As far as inspirational inner city-to-the-NFL stories go, Shareef Miller’s meets all the typical criteria.
He’s from a rough neighborhood, was raised in a single-parent household and suffered unfathomable loss at the hands of violence. As inspirational as his story is, it’s not all that uncommon in the NFL. He’s not even the only player in the Eagles’ locker room with a similar backstory.
This difference is that Miller is from here. He’s ours.
And now, after getting drafted by the Eagles — a moment he said was “surreal” — he feels an obligation to not just produce on the football field, but to also be an inspiration to kids who grew up where he grew up and who face the same struggles daily that he was able to overcome.
“That’s really going to help my community,” Miller said on Saturday. “It’s really going to change a lot of things. It’s going to give these kids someone to look up to. That’s what it’s all about. I’m happy I’ve been put in this situation so I can shed light on the younger kids coming up in this generation.”
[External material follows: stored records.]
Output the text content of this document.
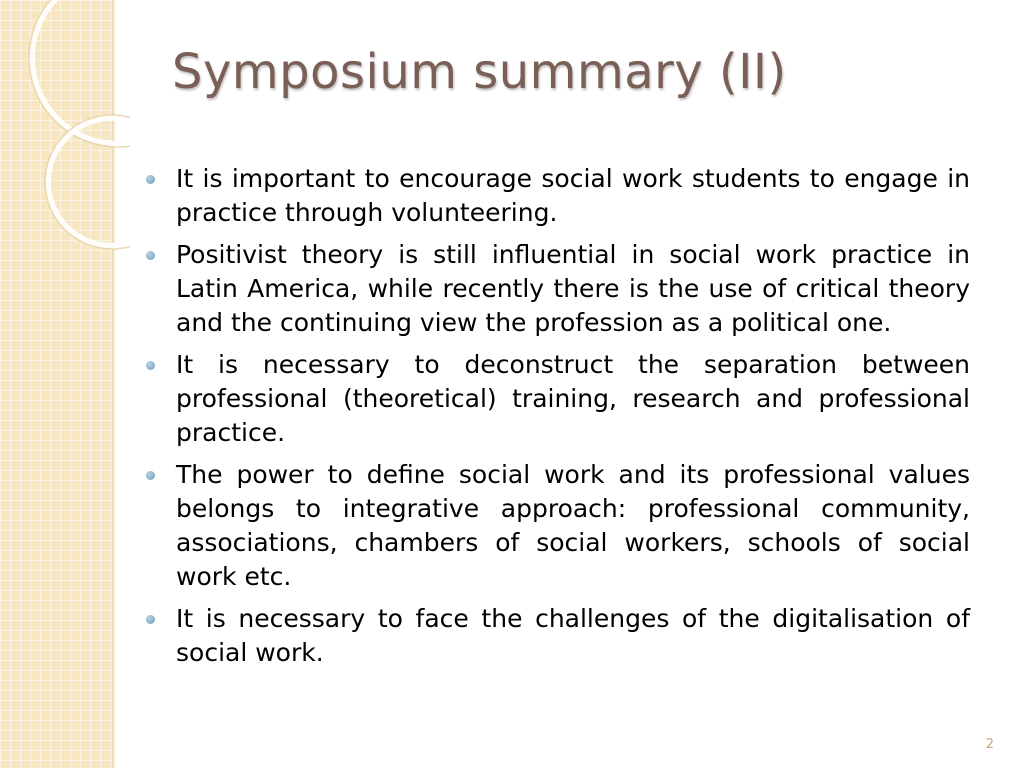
Symposium summary (II)
It is important to encourage social work students to engage in practice through volunteering.
Positivist theory is still influential in social work practice in Latin America, while recently there is the use of critical theory and the continuing view the profession as a political one.
It is necessary to deconstruct the separation between professional (theoretical) training, research and professional practice.
The power to define social work and its professional values belongs to integrative approach: professional community, associations, chambers of social workers, schools of social work etc.
It is necessary to face the challenges of the digitalisation of social work.
2
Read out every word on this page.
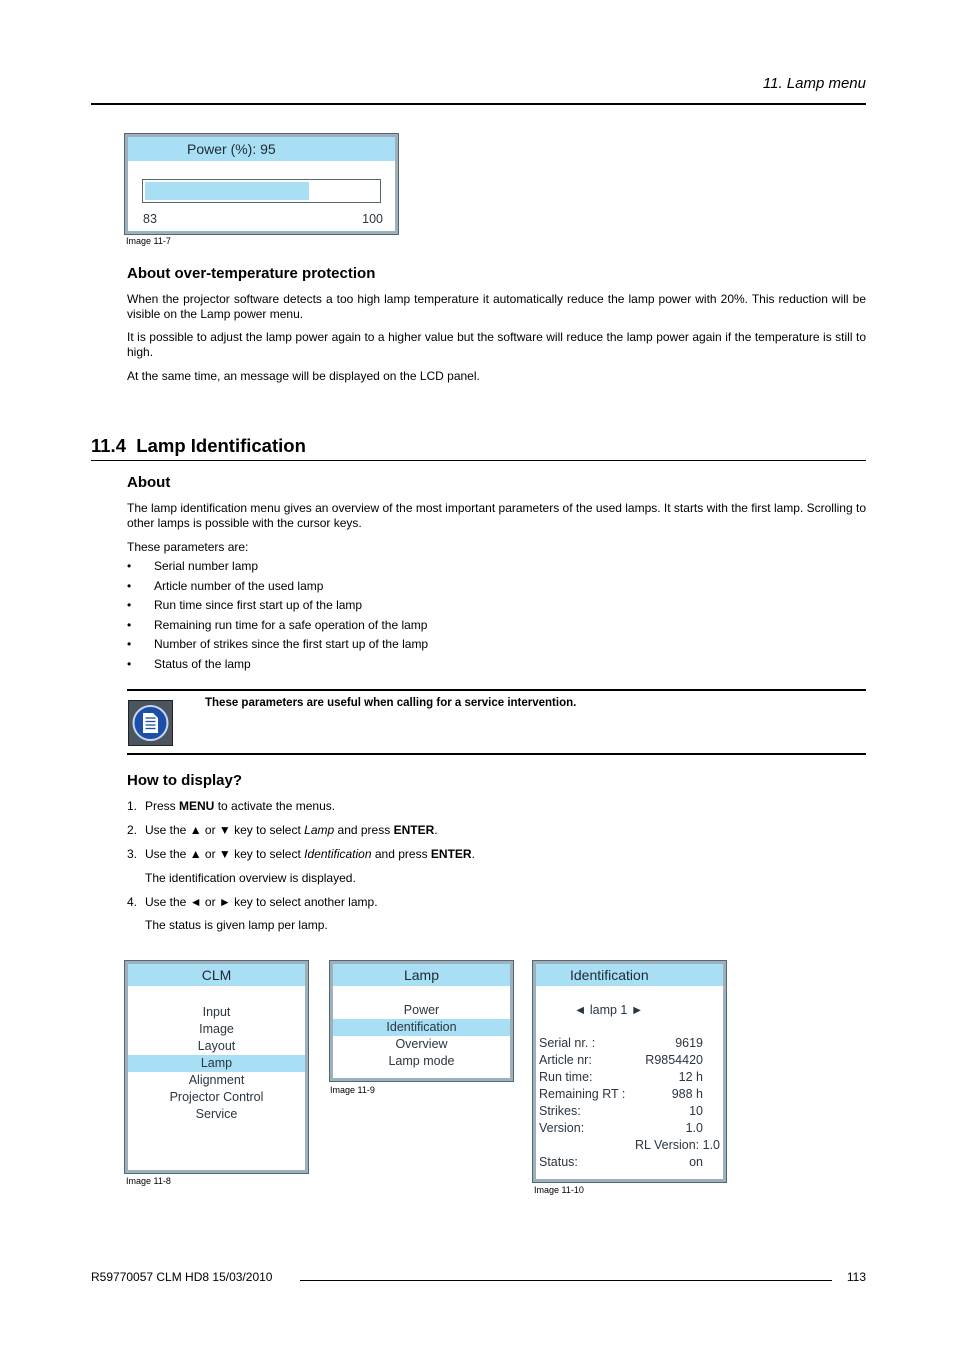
11. Lamp menu
Power (%): 95
83	100
Image 11-7
About over-temperature protection
When the projector software detects a too high lamp temperature it automatically reduce the lamp power with 20%. This reduction will be visible on the Lamp power menu.
It is possible to adjust the lamp power again to a higher value but the software will reduce the lamp power again if the temperature is still to high.
At the same time, an message will be displayed on the LCD panel.
11.4 Lamp Identification
About
The lamp identification menu gives an overview of the most important parameters of the used lamps. It starts with the first lamp. Scrolling to other lamps is possible with the cursor keys.
These parameters are:
• Serial number lamp
• Article number of the used lamp
• Run time since first start up of the lamp
• Remaining run time for a safe operation of the lamp
• Number of strikes since the first start up of the lamp
• Status of the lamp
These parameters are useful when calling for a service intervention.
How to display?
1. Press MENU to activate the menus.
2. Use the ▲ or ▼ key to select Lamp and press ENTER.
3. Use the ▲ or ▼ key to select Identification and press ENTER.
The identification overview is displayed.
4. Use the ◄ or ► key to select another lamp.
The status is given lamp per lamp.
CLM
Input
Image
Layout
Lamp
Alignment
Projector Control
Service
Image 11-8
Lamp
Power
Identification
Overview
Lamp mode
Image 11-9
Identification
◄ lamp 1 ►
Serial nr. :	9619
Article nr:	R9854420
Run time:	12 h
Remaining RT :	988 h
Strikes:	10
Version:	1.0
RL Version: 1.0
Status:	on
Image 11-10
R59770057 CLM HD8 15/03/2010	113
Miller, whom the Eagles drafted with the last pick in the fourth round on Friday, grew up in the Frankford section of the city. He went to Frankford High before transferring to George Washington High, a decision orchestrated by his mother that he said “changed his life.”
But just before he went to Penn State, Miller’s older brother, Mikal, was shot and killed in 2015. The loss of his role model hit Miller hard. Hard enough that he even considered not going to Penn State. But his mother, Tekeya Cook, has been his rock. According to Miller, she kept him level-headed and pointed in the right direction.
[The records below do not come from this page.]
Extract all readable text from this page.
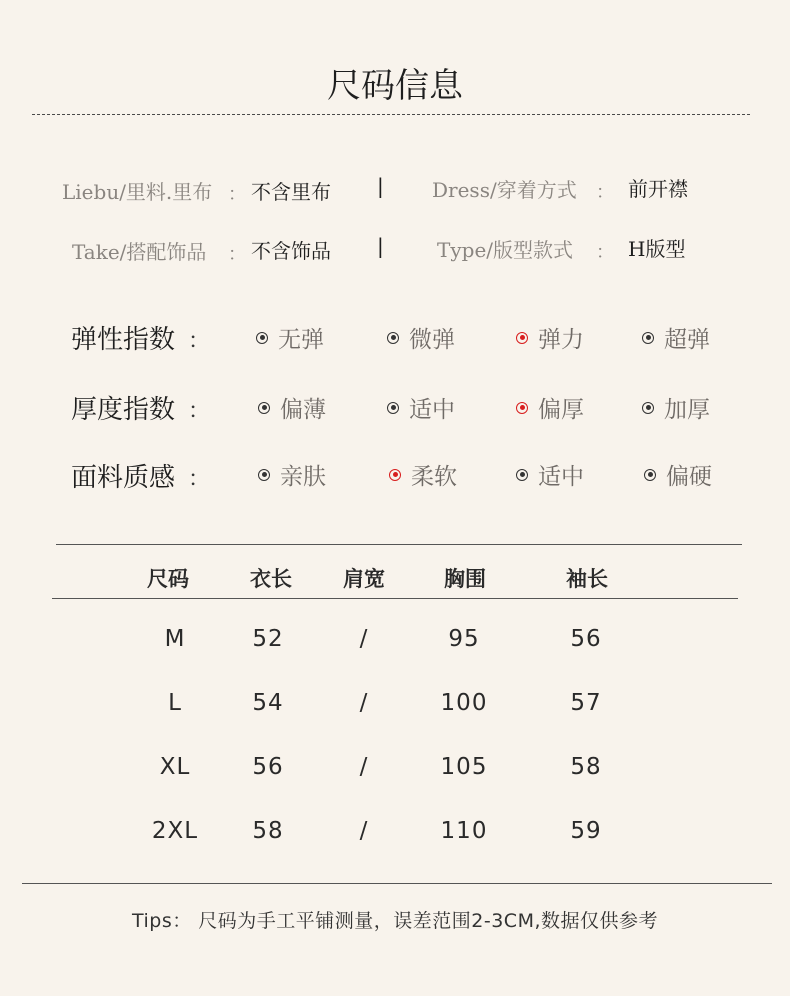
尺码信息
Liebu/里料.里布 ： 不含里布 | Dress/穿着方式 ： 前开襟
Take/搭配饰品 ： 不含饰品 |	Type/版型款式 ： H版型
弹性指数 ：	无弹	微弹	弹力	超弹
厚度指数 ：	偏薄	适中	偏厚	加厚
面料质感 ：	亲肤	柔软	适中	偏硬
尺码	衣长	肩宽	胸围	袖长
M	52	/	95	56
L	54	/	100	57
XL	56	/	105	58
2XL	58	/	110	59
Tips： 尺码为手工平铺测量，误差范围2-3CM,数据仅供参考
Mom is such a rock that during their celebration on Saturday — Miller and his family rented a loft in northeast Philly to watch the draft — she told her son that it’s now time to get to work.
Miller will be on the field at the NovaCare Complex soon enough for rookie minicamp and then OTAs, but his work as a role model is already well underway. First, kids from his old neighborhood saw him go to a Division I school, but now they’re going to see him play in the NFL about 15 minutes away from their homes.
Miller isn’t taking his role as an inspiration and mentor to local kids lightly.
I’m definitely excited for this role because I’m all about these young kids in the inner city. A lot of times in our city, the opportunity is small and a lot of us don’t have anyone to look up to and we don’t have any hope. That’s why it’s easy for kids in the inner city to [turn to] violence. Now they have me – someone who came from where they came from.
What more can they ask for? I’m going to be that voice for them and, you know, when I get myself together and situated, I’m definitely going to go back in my community and do whatever I can to help these kids reach their full potential. Go to school, get a great education, go to college and live out that dream. Whether it’s the NFL, NBA or whatever they want to be.
It can be tough for a professional athlete to play in their home city. There’s extra pressure and there’s a natural trap of falling in with the wrong people. A few years ago, when I profiled Brandon Graham, he told me one of the biggest realizations in his life was that when he went back to Detroit, he just couldn’t hang out with the same people like he used to. It’s tough, but he had to cut some destructive people out of his life.
That might not be easy for Miller, who is just 22. But that process already started when he transferred high schools many years ago. He said he has a small group of people in his support system, people who want the best for him.
Miller doesn’t think playing in his hometown will be a distraction. If anything, he sees it as a huge positive. There are a bunch of kids who are growing up just like him who will likely agree.